Reddy is a GTK Linux app that takes an image (PNG, JPEG, GIF) at random in a subreddit and allows you to repost it in any Lemmy community. I made it principally to share content easily on Lemmy, as Reddit becomes more and more abusive and I think having copies of some content of reddit here on Lemmy is not a bad idea.
The app comes with a few restriction to prevent abuse:
- You cannot repost the image twice in the same community
- The reddit post link will always be shown in the body of the post. To give credit where credit is due.
Also, the app fetch the title and NSFW status of the reddit post automatically, but you can change it as needed.
The app require a reddit API client id/secret (The free API seems to still be working as of now) and a Lemmy account.

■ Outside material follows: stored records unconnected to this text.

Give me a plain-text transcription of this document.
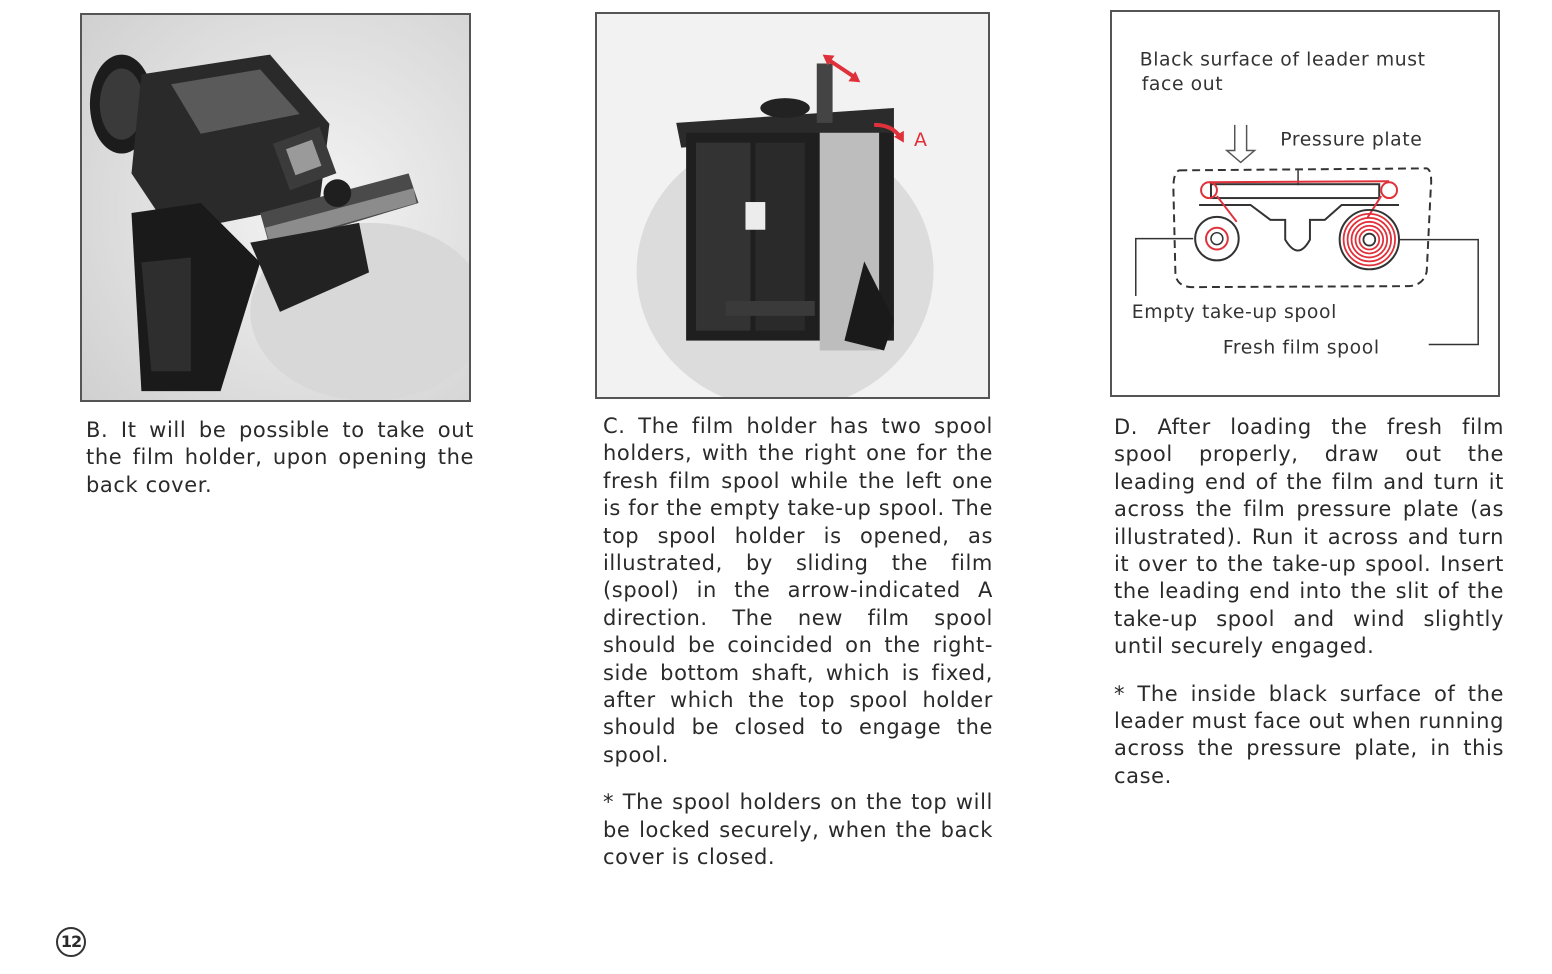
A
Black surface of leader must
face out
Pressure plate
Empty take-up spool
Fresh film spool

B. It will be possible to take out the film holder, upon opening the back cover.

C. The film holder has two spool holders, with the right one for the fresh film spool while the left one is for the empty take-up spool. The top spool holder is opened, as illustrated, by sliding the film (spool) in the arrow-indicated A direction. The new film spool should be coincided on the right-side bottom shaft, which is fixed, after which the top spool holder should be closed to engage the spool.

* The spool holders on the top will be locked securely, when the back cover is closed.

D. After loading the fresh film spool properly, draw out the leading end of the film and turn it across the film pressure plate (as illustrated). Run it across and turn it over to the take-up spool. Insert the leading end into the slit of the take-up spool and wind slightly until securely engaged.

* The inside black surface of the leader must face out when running across the pressure plate, in this case.

12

I’d love to hear your thoughts about such app, if you have any concerns as an user or as an instance owner please share your thoughts!
EDIT: Reddy is out for everyone to try out on Flathub: https://flathub.org/apps/net.krafting.Reddy
I totally understand your point here.
However, this app is a bit different, because it’s not to automate reposting everything, I built it to repost only interesting stuff, I do have some niche communities where I’m the only one posting, but thanks to this app I can just fetch random reddit post, and if I find them funny/interesting, I can share it instantly to the fediverse.
People on every social media will always repost stuff from other social media, this app is just to make this a bit easier!
I don’t think number of user are dwindling, see https://fedidb.org/software/lemmy, I think it is just stabilizing a bit after a “hype” start.
Also, if you have any idea of an app that would help the eco system better than another reposting tool, please shoot your idea, if I can make that happen I’d be happy to help!